SERAYUNEWS – Hari Pendidikan Nasional (Hardiknas) yang diperingati setiap tanggal 2 Mei merupakan momentum penting untuk menghormati jasa Ki Hadjar Dewantara.
Namun, muncul pertanyaan di tengah masyarakat: Apakah tanggal 2 Mei 2026 ditetapkan sebagai hari libur nasional?
Mengingat pada bulan Mei 2026 terdapat beberapa tanggal merah yang berdekatan dengan Hari Buruh (1 Mei), banyak orang berharap adanya libur panjang atau long weekend.
Berikut adalah penjelasan lengkap mengenai status operasionalnya.
Berdasarkan Keputusan Presiden (Keppres) Nomor 316 Tahun 1959, Hari Pendidikan Nasional memang ditetapkan sebagai hari nasional. Namun, aturan tersebut secara tegas menyatakan bahwa Hardiknas bukan merupakan hari libur nasional.
Ketentuan ini juga diperkuat oleh Surat Keputusan Bersama (SKB) Tiga Menteri tentang Hari Libur Nasional dan Cuti Bersama tahun 2026. Dalam daftar resmi tersebut:
Tanggal 2 Mei tidak tercantum sebagai hari libur nasional.
Tanggal 2 Mei tidak termasuk dalam daftar cuti bersama.
Oleh karena itu, instansi pemerintah, perkantoran, dan satuan pendidikan tetap menjalankan aktivitas seperti biasa. Fokus utama Hardiknas adalah peringatan edukatif, bukan penghentian kegiatan kerja.
Pada tahun 2026, tanggal 2 Mei jatuh pada hari Sabtu. Hal ini memberikan dampak yang berbeda-beda bagi setiap orang:
Sistem 5 Hari Kerja: Bagi sekolah atau kantor yang menerapkan lima hari kerja (Senin-Jumat), tanggal 2 Mei memang menjadi hari libur akhir pekan.
Sistem 6 Hari Kerja: Bagi instansi yang tetap masuk pada hari Sabtu, aktivitas tetap berlangsung.
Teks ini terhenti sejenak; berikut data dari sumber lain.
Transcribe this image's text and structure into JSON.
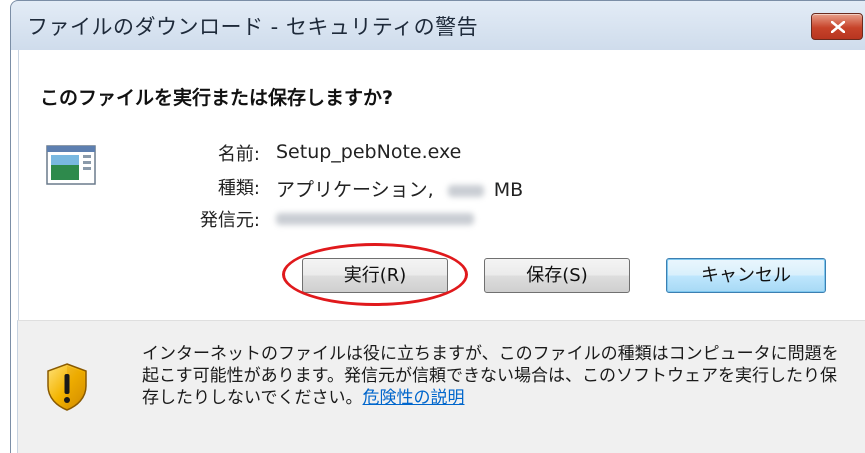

Namun, kegiatan biasanya dialihkan menjadi agenda seremonial atau edukatif.
Efek “Long Weekend”: Karena tanggal 1 Mei (Jumat) adalah Hari Buruh Internasional yang merupakan tanggal merah, masyarakat yang bekerja 5 hari seminggu otomatis akan menikmati libur 3 hari berturut-turut (Jumat, Sabtu, Minggu).
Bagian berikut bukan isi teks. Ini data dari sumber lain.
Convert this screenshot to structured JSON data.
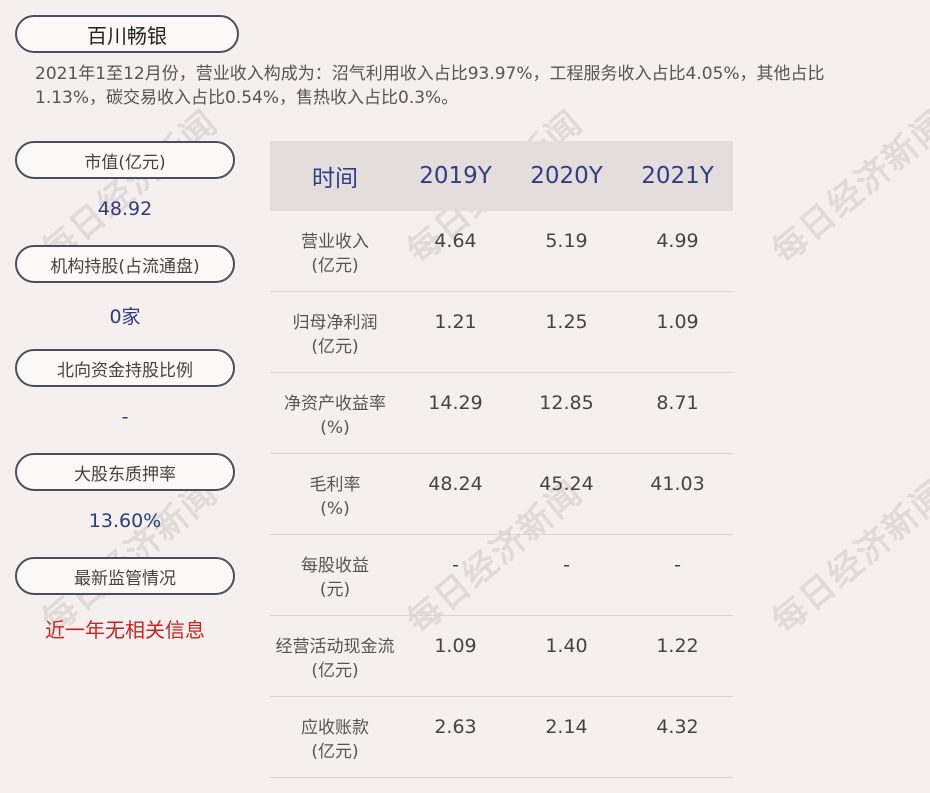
{
  "company": "百川畅银",
  "summary": "2021年1至12月份，营业收入构成为：沼气利用收入占比93.97%，工程服务收入占比4.05%，其他占比1.13%，碳交易收入占比0.54%，售热收入占比0.3%。",
  "side": [
    {
      "label": "市值(亿元)",
      "value": "48.92"
    },
    {
      "label": "机构持股(占流通盘)",
      "value": "0家"
    },
    {
      "label": "北向资金持股比例",
      "value": "-"
    },
    {
      "label": "大股东质押率",
      "value": "13.60%"
    },
    {
      "label": "最新监管情况",
      "value": "近一年无相关信息"
    }
  ],
  "table": {
    "headers": [
      "时间",
      "2019Y",
      "2020Y",
      "2021Y"
    ],
    "rows": [
      {
        "label1": "营业收入",
        "label2": "(亿元)",
        "values": [
          "4.64",
          "5.19",
          "4.99"
        ]
      },
      {
        "label1": "归母净利润",
        "label2": "(亿元)",
        "values": [
          "1.21",
          "1.25",
          "1.09"
        ]
      },
      {
        "label1": "净资产收益率",
        "label2": "(%)",
        "values": [
          "14.29",
          "12.85",
          "8.71"
        ]
      },
      {
        "label1": "毛利率",
        "label2": "(%)",
        "values": [
          "48.24",
          "45.24",
          "41.03"
        ]
      },
      {
        "label1": "每股收益",
        "label2": "(元)",
        "values": [
          "-",
          "-",
          "-"
        ]
      },
      {
        "label1": "经营活动现金流",
        "label2": "(亿元)",
        "values": [
          "1.09",
          "1.40",
          "1.22"
        ]
      },
      {
        "label1": "应收账款",
        "label2": "(亿元)",
        "values": [
          "2.63",
          "2.14",
          "4.32"
        ]
      }
    ]
  },
  "watermark": "每日经济新闻"
}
Pemerintah mengusung tema “Menguatkan Partisipasi Semesta Mewujudkan Pendidikan Bermutu untuk Semua” untuk tahun ini. Berikut adalah poin-poin utama dalam pelaksanaannya:
Upacara Bendera: Dilaksanakan serentak pada Sabtu, 2 Mei 2026, pukul 07.30 waktu setempat secara tatap muka.
Peserta Upacara: Wajib diikuti oleh instansi pemerintah, sekolah, kampus, serta kantor perwakilan RI di luar negeri.
Amanat Menteri: Pembina upacara diwajibkan membacakan pidato resmi dari Menteri Pendidikan sebagai bagian dari rangkaian refleksi nasional.
Dapat disimpulkan bahwa secara regulasi, Hari Pendidikan Nasional 2 Mei 2026 bukan hari libur nasional.
Jeda aktivitas yang dirasakan sebagian masyarakat lebih disebabkan karena Hardiknas bertepatan dengan hari Sabtu, bukan karena perubahan status hari besar tersebut.